「まにまに」

昨日も取り上げた『近代異妖篇 岡本綺堂読物集三』より。

普通の幽霊草といふのは曼珠沙華のことで、墓場などの暗い湿つぽいところに多く咲いてい(ママ)るので、幽霊草とか幽霊花とか云ふ名を附けられたのだが、こゝらで云ふ幽霊藻はまつたくそれとは別種のもので、水のまにゝゝ漂つてゐる一種の藻のやうな萍だ。(「水鬼」P77~78)


これ自体は何ということもないのだけれども、「まにまに」ということばを見ると、思い出すことがある。

長い学生時代の最後の頃だったか、ある先輩が、自身の師匠の論文(?)の校正をしていた。
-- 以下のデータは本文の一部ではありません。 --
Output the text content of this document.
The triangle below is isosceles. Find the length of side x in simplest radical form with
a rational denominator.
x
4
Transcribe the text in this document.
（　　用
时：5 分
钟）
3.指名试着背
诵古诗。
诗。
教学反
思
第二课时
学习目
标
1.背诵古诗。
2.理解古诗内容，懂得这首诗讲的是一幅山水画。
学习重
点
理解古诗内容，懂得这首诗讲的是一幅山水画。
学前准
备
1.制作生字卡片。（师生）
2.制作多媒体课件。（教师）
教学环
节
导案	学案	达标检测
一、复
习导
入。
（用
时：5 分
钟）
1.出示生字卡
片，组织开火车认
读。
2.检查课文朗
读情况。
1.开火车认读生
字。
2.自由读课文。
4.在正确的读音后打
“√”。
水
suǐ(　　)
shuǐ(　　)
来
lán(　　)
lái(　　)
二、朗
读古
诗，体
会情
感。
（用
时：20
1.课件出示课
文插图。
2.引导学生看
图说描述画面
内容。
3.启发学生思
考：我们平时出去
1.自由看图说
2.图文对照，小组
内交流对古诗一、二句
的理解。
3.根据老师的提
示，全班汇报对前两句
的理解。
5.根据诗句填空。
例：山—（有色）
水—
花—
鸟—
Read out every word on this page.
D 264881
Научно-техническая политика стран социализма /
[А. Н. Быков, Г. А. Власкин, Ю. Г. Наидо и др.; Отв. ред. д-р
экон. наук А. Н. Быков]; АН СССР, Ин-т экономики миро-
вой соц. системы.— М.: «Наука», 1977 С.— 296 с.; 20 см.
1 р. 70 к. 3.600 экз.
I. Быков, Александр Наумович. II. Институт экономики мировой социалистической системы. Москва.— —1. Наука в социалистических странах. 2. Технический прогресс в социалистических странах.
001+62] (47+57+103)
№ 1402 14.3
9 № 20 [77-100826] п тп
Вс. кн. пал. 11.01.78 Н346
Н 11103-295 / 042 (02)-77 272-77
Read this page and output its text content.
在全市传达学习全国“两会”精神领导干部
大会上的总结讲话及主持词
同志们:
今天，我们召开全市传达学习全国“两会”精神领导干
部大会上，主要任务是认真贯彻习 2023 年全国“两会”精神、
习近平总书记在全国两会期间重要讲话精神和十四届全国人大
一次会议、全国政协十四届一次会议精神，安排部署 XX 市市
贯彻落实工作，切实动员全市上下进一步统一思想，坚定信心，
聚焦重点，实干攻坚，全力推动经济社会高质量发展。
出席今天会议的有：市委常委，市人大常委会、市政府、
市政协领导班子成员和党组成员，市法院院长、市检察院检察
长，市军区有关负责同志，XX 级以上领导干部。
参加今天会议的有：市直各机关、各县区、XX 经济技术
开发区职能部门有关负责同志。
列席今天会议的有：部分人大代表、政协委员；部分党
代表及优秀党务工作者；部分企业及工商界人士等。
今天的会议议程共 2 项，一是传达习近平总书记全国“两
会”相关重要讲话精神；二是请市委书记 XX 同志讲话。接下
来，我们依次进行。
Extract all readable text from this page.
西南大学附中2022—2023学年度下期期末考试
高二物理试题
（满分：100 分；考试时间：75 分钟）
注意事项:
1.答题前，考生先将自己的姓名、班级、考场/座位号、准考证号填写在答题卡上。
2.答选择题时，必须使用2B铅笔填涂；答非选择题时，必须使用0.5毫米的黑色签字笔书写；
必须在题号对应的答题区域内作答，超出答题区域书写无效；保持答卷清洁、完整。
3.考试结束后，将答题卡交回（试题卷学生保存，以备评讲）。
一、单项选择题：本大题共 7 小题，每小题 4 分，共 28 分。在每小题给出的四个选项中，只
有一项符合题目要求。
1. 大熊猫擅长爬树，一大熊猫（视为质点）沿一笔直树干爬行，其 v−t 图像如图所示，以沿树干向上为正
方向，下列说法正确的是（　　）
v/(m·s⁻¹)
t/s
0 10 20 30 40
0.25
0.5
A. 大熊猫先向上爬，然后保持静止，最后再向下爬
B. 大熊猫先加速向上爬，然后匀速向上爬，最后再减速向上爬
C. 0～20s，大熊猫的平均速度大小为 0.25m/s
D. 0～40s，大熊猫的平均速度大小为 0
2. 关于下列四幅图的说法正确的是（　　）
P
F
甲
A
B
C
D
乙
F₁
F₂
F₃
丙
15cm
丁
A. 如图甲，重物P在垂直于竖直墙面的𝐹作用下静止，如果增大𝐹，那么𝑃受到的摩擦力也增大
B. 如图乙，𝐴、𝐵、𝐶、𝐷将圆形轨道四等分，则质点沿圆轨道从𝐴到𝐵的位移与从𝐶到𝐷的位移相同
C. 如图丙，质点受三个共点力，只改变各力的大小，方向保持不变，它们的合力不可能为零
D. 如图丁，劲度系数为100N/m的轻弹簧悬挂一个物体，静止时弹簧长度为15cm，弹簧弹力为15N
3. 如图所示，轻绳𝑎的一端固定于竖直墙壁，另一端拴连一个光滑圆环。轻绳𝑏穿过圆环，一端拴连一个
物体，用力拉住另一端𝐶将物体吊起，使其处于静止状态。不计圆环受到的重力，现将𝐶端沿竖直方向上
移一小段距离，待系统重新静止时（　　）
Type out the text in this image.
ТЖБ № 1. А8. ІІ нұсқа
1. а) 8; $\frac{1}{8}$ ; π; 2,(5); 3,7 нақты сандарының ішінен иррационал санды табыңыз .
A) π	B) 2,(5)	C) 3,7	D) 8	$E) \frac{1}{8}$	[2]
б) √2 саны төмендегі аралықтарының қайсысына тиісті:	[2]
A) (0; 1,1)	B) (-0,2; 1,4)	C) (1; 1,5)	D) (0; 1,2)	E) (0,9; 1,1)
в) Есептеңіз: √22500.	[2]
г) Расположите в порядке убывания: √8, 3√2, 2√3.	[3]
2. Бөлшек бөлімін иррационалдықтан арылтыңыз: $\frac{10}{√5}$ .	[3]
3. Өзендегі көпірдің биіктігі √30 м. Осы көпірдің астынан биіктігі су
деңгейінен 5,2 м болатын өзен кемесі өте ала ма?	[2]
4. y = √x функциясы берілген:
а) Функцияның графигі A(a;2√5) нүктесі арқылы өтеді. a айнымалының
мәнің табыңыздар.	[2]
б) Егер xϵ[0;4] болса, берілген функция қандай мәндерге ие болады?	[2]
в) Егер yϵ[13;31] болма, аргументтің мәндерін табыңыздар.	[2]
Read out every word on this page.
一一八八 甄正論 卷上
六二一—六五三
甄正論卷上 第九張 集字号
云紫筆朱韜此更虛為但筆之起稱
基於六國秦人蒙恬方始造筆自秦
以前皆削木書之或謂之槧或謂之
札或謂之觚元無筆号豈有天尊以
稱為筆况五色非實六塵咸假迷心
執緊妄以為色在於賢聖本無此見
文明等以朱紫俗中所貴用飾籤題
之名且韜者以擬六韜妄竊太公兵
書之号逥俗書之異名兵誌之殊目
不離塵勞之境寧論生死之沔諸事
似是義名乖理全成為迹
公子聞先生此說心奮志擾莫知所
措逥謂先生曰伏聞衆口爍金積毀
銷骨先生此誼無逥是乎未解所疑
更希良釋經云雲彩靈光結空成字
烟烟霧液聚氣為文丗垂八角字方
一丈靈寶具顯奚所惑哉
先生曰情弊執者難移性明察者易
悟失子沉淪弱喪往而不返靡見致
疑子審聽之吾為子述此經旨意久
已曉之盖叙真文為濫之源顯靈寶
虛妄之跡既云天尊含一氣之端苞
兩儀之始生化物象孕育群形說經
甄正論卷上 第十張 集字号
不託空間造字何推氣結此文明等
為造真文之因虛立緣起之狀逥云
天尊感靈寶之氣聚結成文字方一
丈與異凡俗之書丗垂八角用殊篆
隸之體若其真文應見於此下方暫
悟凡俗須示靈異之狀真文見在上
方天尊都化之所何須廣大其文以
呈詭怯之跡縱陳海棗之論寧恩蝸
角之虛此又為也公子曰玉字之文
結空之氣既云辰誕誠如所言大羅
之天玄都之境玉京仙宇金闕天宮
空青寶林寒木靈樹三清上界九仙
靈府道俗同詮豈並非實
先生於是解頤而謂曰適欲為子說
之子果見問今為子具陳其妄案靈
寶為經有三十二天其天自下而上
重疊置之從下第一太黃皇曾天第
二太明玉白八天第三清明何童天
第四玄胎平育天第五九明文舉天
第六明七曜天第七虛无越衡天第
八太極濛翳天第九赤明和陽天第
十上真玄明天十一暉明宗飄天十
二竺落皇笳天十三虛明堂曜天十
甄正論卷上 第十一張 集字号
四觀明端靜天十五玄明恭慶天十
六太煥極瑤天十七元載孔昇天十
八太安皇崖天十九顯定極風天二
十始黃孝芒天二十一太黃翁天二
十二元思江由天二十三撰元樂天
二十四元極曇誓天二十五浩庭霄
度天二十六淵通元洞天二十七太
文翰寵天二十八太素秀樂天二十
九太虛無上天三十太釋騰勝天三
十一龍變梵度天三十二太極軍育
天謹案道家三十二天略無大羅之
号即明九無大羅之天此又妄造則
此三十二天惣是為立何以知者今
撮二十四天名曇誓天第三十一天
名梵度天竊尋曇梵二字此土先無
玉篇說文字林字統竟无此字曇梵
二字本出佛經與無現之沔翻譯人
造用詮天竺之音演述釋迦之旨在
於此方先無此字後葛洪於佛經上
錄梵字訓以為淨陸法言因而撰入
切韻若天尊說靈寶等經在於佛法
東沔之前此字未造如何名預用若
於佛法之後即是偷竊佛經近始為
その文章が掲載される論集が、僕がアルバイトしていた出版社から出されるものだった関係で、その先輩が赤入れした校正刷りを見ることになった。
すると、源氏物語の浮舟が「波のまにまに漂って行く」というようなことが書かれていた箇所を、その先輩が「波のままに」に直しているのを見つけた。
「川の流れの」というような表現なら「ままに」でも良いかも知れないけれども、「波のまにまに」というのは小舟が波にもまれて行ったり来たりする様子を、2人の男の間で揺れ動く浮舟にたとえたものだろうから、それを「ままに」に直してしまったら台無しである。
執筆者の意図は明白で確かめるほどのことでもなく、校正者に断るのも先輩に対して語彙不足を指摘するようなのが憚られて、黙って最終校正を元の通り「まにまに」に戻して下版した。

ただそれだけのことなのだけれども、観点を変えれば、異文が生まれる原因の一つを、目の当たりにした瞬間だったと言えないこともない。